The research offers some potentially swift payoffs. “The nice thing about this project is that it has near-term applications,” he says. “It’s been 30 or 40 years since a new fuel has been inserted in a nuclear reactor, and we will be able to test in actual reactors new fuel rods to better inform our designs and simulations.”

Accident-tolerant fuel is eagerly sought by plant operators, Shirvan notes. “Utilities are aggressive about trying new fuel rods because they need to compete with natural gas,” he says. “They are desperate for any solution that could improve the economic performance of their plants.”  With the type of modifications suggested by Shirvan’s project, utilities could achieve these improvements. That’s because accident-tolerant fuel may permit less surveillance and emergency management. “By optimizing the fuel, we can optimize entire power plant systems,” says Shirvan.
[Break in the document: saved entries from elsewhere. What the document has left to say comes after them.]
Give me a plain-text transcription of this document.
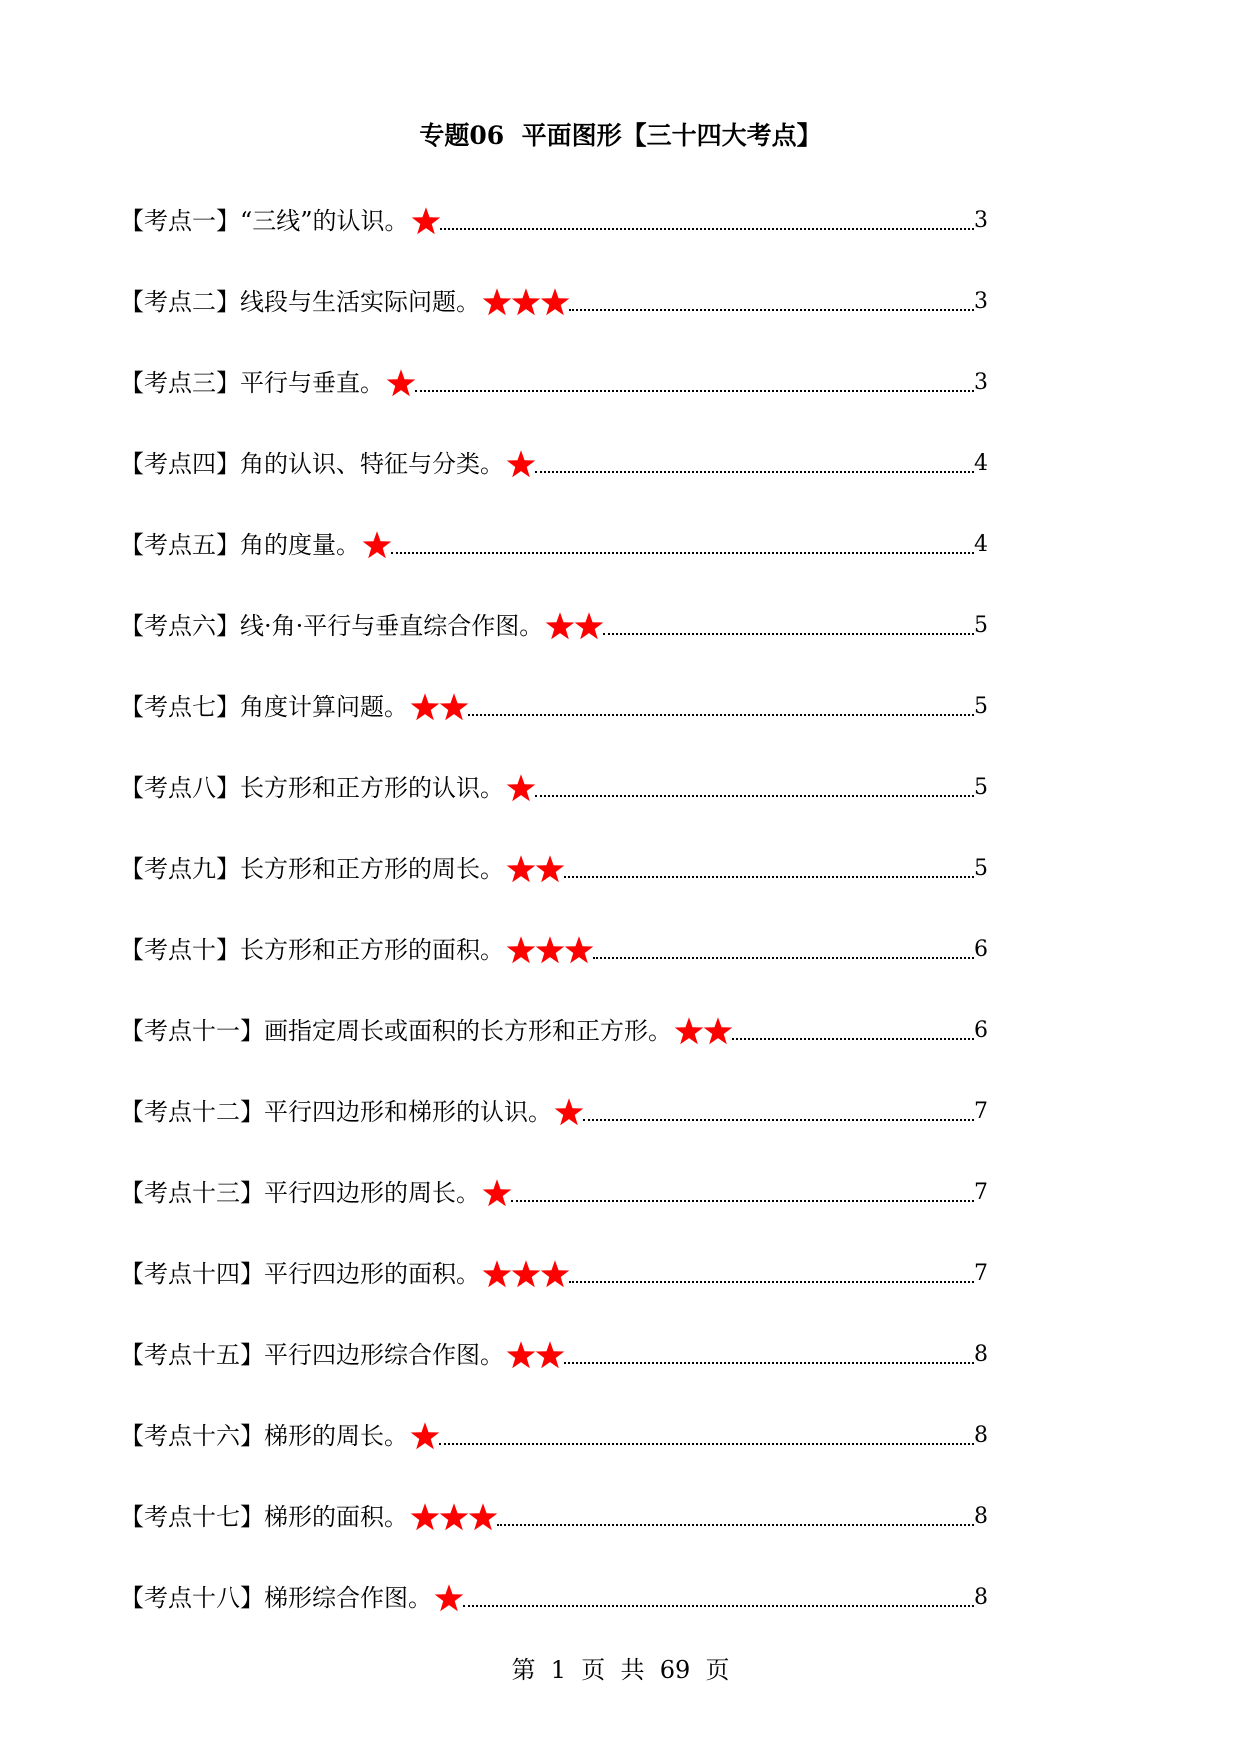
专题06  平面图形【三十四大考点】
【考点一】“三线”的认识。	3
【考点二】线段与生活实际问题。	3
【考点三】平行与垂直。	3
【考点四】角的认识、特征与分类。	4
【考点五】角的度量。	4
【考点六】线·角·平行与垂直综合作图。	5
【考点七】角度计算问题。	5
【考点八】长方形和正方形的认识。	5
【考点九】长方形和正方形的周长。	5
【考点十】长方形和正方形的面积。	6
【考点十一】画指定周长或面积的长方形和正方形。	6
【考点十二】平行四边形和梯形的认识。	7
【考点十三】平行四边形的周长。	7
【考点十四】平行四边形的面积。	7
【考点十五】平行四边形综合作图。	8
【考点十六】梯形的周长。	8
【考点十七】梯形的面积。	8
【考点十八】梯形综合作图。	8
第  1  页  共  69  页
Another major research project he is shepherding might also yield performance benefits in working reactors. With MIT’s Nuclear Reactor Laboratory, Shirvan is measuring the impact of radiation on heat transfer capability. “We don’t really have a fundamental understanding of how the radiation environment affects thermal hydraulics,” says Shirvan.  

The guidelines for striking the best balance between radiation activity and heat generation have been historically conservative, favoring wide safety margins. “Our results so far show that there might be too much of a safety margin,” says Shirvan. “This means that an operating reactor might be able to increase power outputs without diminishing thermal performance or generating safety problems.”

Shirvan’s approach to his research, and to academic life in general, owe much to his MIT mentor, Mujid S. Kazimi, the former TEPCO Professor of Nuclear Engineering, who died unexpectedly in 2015. “He would give his students a problem statement, rather than specific guidance,” says Shirvan. “He said first you have to understand what you can and cannot change, and then determine out of the things you can change, which things could provide the largest improvements,” recalls Shirvan.

When Kazimi died, Shirvan inherited some of his ambitious projects, as well as his work philosophy. “I learned from him that you need always to have a calm demeanor when facing problems, that universities should be dictating what industries work on in the future, and that the existing nuclear fleet is the backbone of the future,” says Shirvan.

He is also committed to preparing a new generation of nuclear engineering students for increasingly uncertain times. “Brilliant students come to MIT with the passion of making an impact on climate change through nuclear engineering, only to find that nuclear energy is struggling in the current energy markets,” says Shirvan. “I want students to realize that the advanced technologies we’re working on now are emerging in other countries, and will eventually become a reality here in the U.S., and students need to be ready when this new wave comes in.”